While your new role is exciting, your current equity needs your attention now, because in many cases, it comes with a clock that starts ticking the moment you submit your resignation.

Let’s break down what to think about before, during, and after a job transition.

First Priority: Equity at Your Current Company

Before you learn everything about your new equity package, take stock (literally) of what you’re leaving behind. Most likely, some decisions need to be made and quickly.

Stock Options

If you have stock options, you’ll usually have 90 days to exercise them after leaving the company (unless you’re retiring or deceased, which I hope is not the case!).

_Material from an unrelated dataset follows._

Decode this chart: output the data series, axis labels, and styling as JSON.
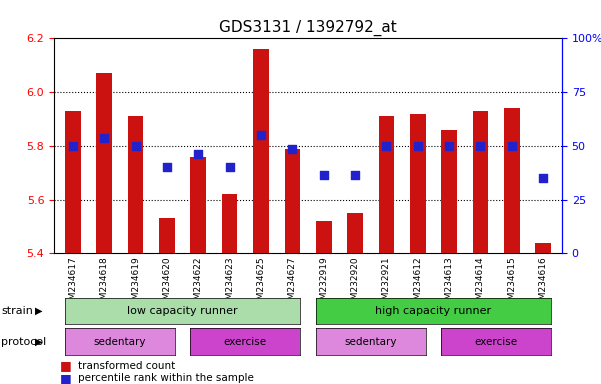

Some companies do offer extended exercise windows, up to one year or even the full term of the grant, but that’s the exception, not the rule.

What you need to do:

  • Review your option grants immediately.

  • Check the expiration timeline.

  • Evaluate whether it makes sense to exercise before they expire, especially if they’re in the money.

If you have Incentive Stock Options (ISOs), there’s another wrinkle: Even if your employer gives you a longer window to exercise, ISOs exercised after the 90-day window lose their preferential tax treatment and convert to Non-Qualified Stock Options (NSOs).

That might not be a dealbreaker, but if the AMT impact is manageable and you plan to hold the shares, it could be worth exercising within that 90-day window to preserve the ISO benefits.

RSUs (and RSAs)

With RSUs, the big question is: Should you keep the shares?

Any unvested RSUs will likely be forfeited when you leave. But vested RSUs are yours, you’ll continue to own them, even after your departure.

The temptation may be to keep holding them. After all, your income is no longer tied to the company, so what’s the risk?

Here’s the thing: individual stock always carries risk. And with your job no longer tied to the company, you have one less reason to keep your financial future wrapped up in their performance.

Now is a great time to:

  • Reevaluate your investment strategy.

  • Consider diversifying out of your former employer’s stock.

  • Consolidate old 401(k)s and review your overall portfolio.

Want a deeper dive on how much employer stock is too much? Read my blog post here.

Before the Job Search: Plan Around Your Equity

Your equity shouldn’t be the only reason you stay or leave, but it absolutely should factor into your decision.

When you know what you’re giving up, you can make more informed choices about:

  • Timing your transition.

  • Negotiating your next role.

  • Taking a breather between jobs.

It’s common to see vesting cliffs or large blocks of RSUs scheduled for delivery in the next few months. That might influence your timeline and that’s okay. When you understand your grants, you can leave (or stay) on your terms, not theirs.

Take Control of the Transition

Equity compensation can create incredible opportunities, but only when you understand it. If you’re changing jobs, don’t let valuable equity slip through the cracks.

Before you get excited about what’s next, take time to:

  • Understand what you have.

  • Make a plan for what to do with it.

  • Use your equity to create the life you actually want.